Experimenting with the various options I think the Executor approach is 
definitely the way to go - how this is configured is another question. Using 
something like a system property might be a reasonable compromise if people are 
loathe to commit to a particular API at the moment.

Original comment by mccu...@gmail.com on 17 Jan 2011 at 2:04

GoogleCodeExporter commented 9 years ago
[deleted comment]
GoogleCodeExporter commented 9 years ago
We don't use Guice, but Spring for dependency injection, throughout our 
webapps, so as a little background for us, how would the patch you're working 
on impact Guava?  I saw a mention that Guice includes a copy of portions of 
Guava?

Since we use Spring, I wouldn't mind a public shutdown method that I can use to 
properly clean everything up in Guava.

Original comment by blair-ol...@orcaware.com on 19 Jan 2011 at 12:53

GoogleCodeExporter commented 9 years ago
As Holger mentioned back in comment #26, Guava could add selection of the 
Executor to the MapMaker API which would be better than using System.properties 
- the basic implementation behind the scenes would be similar to the proposed 
Guice patch and would work regardless of whether you're using Guice, Spring, or 
new.

Executors are better than a single static shutdown method for the same reason 
that Thread.stop is deprecated.

Original comment by mccu...@gmail.com on 19 Jan 2011 at 9:38

GoogleCodeExporter commented 9 years ago

Original comment by kevinb@google.com on 27 Jan 2011 at 1:33

GoogleCodeExporter commented 9 years ago

Original comment by yrfselrahc@gmail.com on 27 Jan 2011 at 3:11

GoogleCodeExporter commented 9 years ago

Original comment by fry@google.com on 22 Mar 2011 at 6:27

GoogleCodeExporter commented 9 years ago

Original comment by fry@google.com on 23 Mar 2011 at 1:49

GoogleCodeExporter commented 9 years ago
@fry does this mean there isn't a solution in sight?

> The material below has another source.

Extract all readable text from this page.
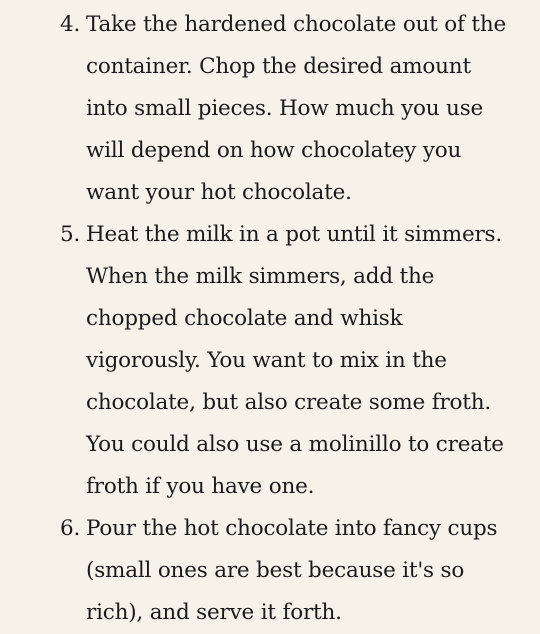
4. Take the hardened chocolate out of the container. Chop the desired amount into small pieces. How much you use will depend on how chocolatey you want your hot chocolate.
5. Heat the milk in a pot until it simmers. When the milk simmers, add the chopped chocolate and whisk vigorously. You want to mix in the chocolate, but also create some froth. You could also use a molinillo to create froth if you have one.
6. Pour the hot chocolate into fancy cups (small ones are best because it's so rich), and serve it forth.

Original comment by tj.rothw...@gmail.com on 23 Mar 2011 at 2:53

GoogleCodeExporter commented 9 years ago
It means that I'm tired of changing the milestone. :-)

In practice I have a working solution, but it breaks many internal tests so it 
will take a while to work through the carnage. I have high hopes for release 10.

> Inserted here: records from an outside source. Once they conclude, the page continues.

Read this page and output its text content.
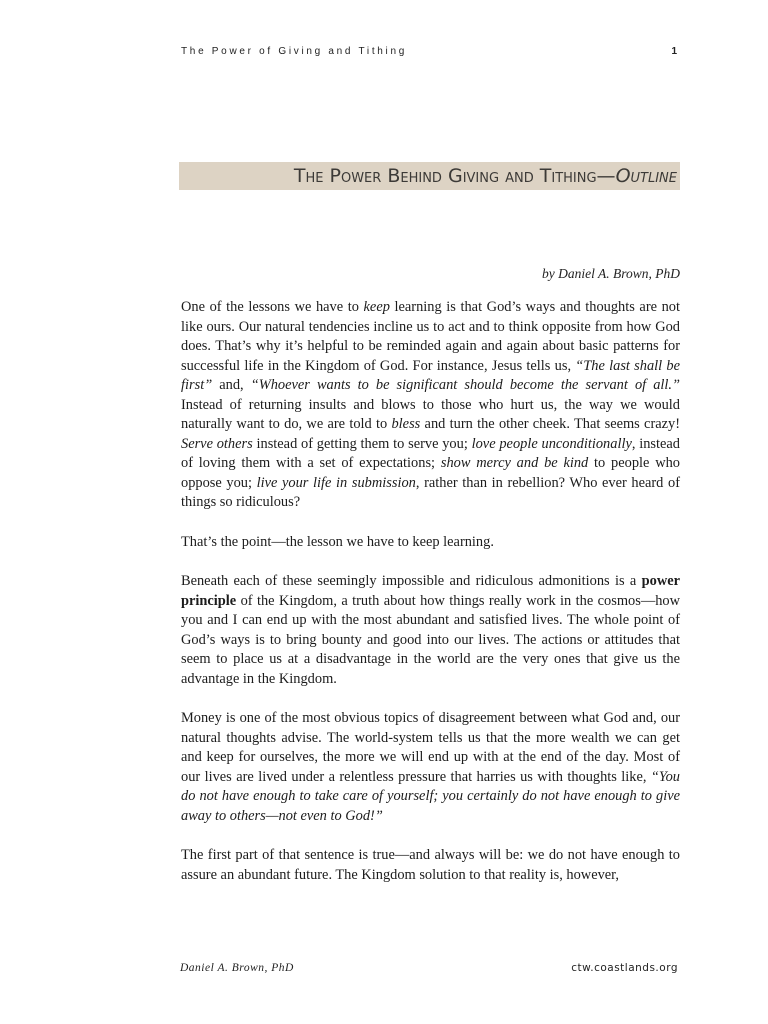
The Power of Giving and Tithing	1
The Power Behind Giving and Tithing—Outline
by Daniel A. Brown, PhD

One of the lessons we have to keep learning is that God’s ways and thoughts are not like ours. Our natural tendencies incline us to act and to think opposite from how God does. That’s why it’s helpful to be reminded again and again about basic patterns for successful life in the Kingdom of God. For instance, Jesus tells us, “The last shall be first” and, “Whoever wants to be significant should become the servant of all.” Instead of returning insults and blows to those who hurt us, the way we would naturally want to do, we are told to bless and turn the other cheek. That seems crazy! Serve others instead of getting them to serve you; love people unconditionally, instead of loving them with a set of expectations; show mercy and be kind to people who oppose you; live your life in submission, rather than in rebellion? Who ever heard of things so ridiculous?

That’s the point—the lesson we have to keep learning.

Beneath each of these seemingly impossible and ridiculous admonitions is a power principle of the Kingdom, a truth about how things really work in the cosmos—how you and I can end up with the most abundant and satisfied lives. The whole point of God’s ways is to bring bounty and good into our lives. The actions or attitudes that seem to place us at a disadvantage in the world are the very ones that give us the advantage in the Kingdom.

Money is one of the most obvious topics of disagreement between what God and, our natural thoughts advise. The world-system tells us that the more wealth we can get and keep for ourselves, the more we will end up with at the end of the day. Most of our lives are lived under a relentless pressure that harries us with thoughts like, “You do not have enough to take care of yourself; you certainly do not have enough to give away to others—not even to God!”

The first part of that sentence is true—and always will be: we do not have enough to assure an abundant future. The Kingdom solution to that reality is, however,

Daniel A. Brown, PhD	ctw.coastlands.org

Original comment by fry@google.com on 23 Mar 2011 at 10:38

GoogleCodeExporter commented 9 years ago
May I ask that you please share the approach (or the code) with us so that we 
can complain in advance, not just after it has been committed? :-)

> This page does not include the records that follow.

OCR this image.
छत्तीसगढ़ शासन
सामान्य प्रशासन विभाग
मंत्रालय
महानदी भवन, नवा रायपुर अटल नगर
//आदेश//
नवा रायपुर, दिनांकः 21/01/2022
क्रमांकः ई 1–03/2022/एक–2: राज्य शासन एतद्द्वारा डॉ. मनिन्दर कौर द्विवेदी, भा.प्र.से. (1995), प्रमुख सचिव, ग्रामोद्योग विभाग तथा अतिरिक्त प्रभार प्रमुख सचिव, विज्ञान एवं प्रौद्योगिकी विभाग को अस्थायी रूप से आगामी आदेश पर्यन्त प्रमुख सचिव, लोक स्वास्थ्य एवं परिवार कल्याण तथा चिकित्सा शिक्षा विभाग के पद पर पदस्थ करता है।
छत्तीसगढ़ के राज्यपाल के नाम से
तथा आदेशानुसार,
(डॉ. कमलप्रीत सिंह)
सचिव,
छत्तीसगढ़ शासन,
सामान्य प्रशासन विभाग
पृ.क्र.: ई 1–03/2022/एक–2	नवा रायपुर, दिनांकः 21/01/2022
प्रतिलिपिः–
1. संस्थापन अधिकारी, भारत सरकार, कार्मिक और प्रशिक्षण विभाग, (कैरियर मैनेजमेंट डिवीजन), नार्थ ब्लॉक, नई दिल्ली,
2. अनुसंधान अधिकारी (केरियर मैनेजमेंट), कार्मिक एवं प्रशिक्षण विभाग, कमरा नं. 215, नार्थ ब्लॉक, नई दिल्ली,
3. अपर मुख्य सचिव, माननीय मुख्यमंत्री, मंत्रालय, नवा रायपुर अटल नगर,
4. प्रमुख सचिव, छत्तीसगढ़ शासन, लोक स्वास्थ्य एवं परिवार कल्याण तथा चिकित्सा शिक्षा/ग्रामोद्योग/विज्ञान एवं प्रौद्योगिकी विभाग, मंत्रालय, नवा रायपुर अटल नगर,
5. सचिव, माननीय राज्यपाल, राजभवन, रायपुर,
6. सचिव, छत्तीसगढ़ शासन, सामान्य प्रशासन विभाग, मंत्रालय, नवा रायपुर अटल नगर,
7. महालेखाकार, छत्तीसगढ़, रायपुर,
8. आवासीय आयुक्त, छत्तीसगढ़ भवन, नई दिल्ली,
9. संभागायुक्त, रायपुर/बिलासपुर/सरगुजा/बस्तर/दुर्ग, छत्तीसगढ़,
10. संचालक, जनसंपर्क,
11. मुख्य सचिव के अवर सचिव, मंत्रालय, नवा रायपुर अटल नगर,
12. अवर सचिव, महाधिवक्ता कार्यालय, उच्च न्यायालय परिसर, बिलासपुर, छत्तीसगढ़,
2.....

Original comment by holger.h...@googlemail.com on 23 Mar 2011 at 10:54

GoogleCodeExporter commented 9 years ago
Sure, the idea is to have a ReferenceQueue inside of each MapMaker (instead of 
globally), and to drain it on write operations (or on occasional reads in the 
absence of writes).

The internal testing issue is that we have tests which assume that simply 
allowing time to pass will result in cleanup, which will no longer be the case.

Does this approach also sound problematic in your use cases?

Original comment by fry@google.com on 23 Mar 2011 at 10:58

GoogleCodeExporter commented 9 years ago
Sounds good to me :)

Original comment by cowwoc...@gmail.com on 23 Mar 2011 at 12:09

GoogleCodeExporter commented 9 years ago
Hitching a ride on other operations (just like in lockfree algorithms) should 
work as long as the Map is occasionally used, and getting rid of the threads & 
shared queues should fix all the stale/cross classloader issues like web app 
undepoy leaking. Very nice! Like it.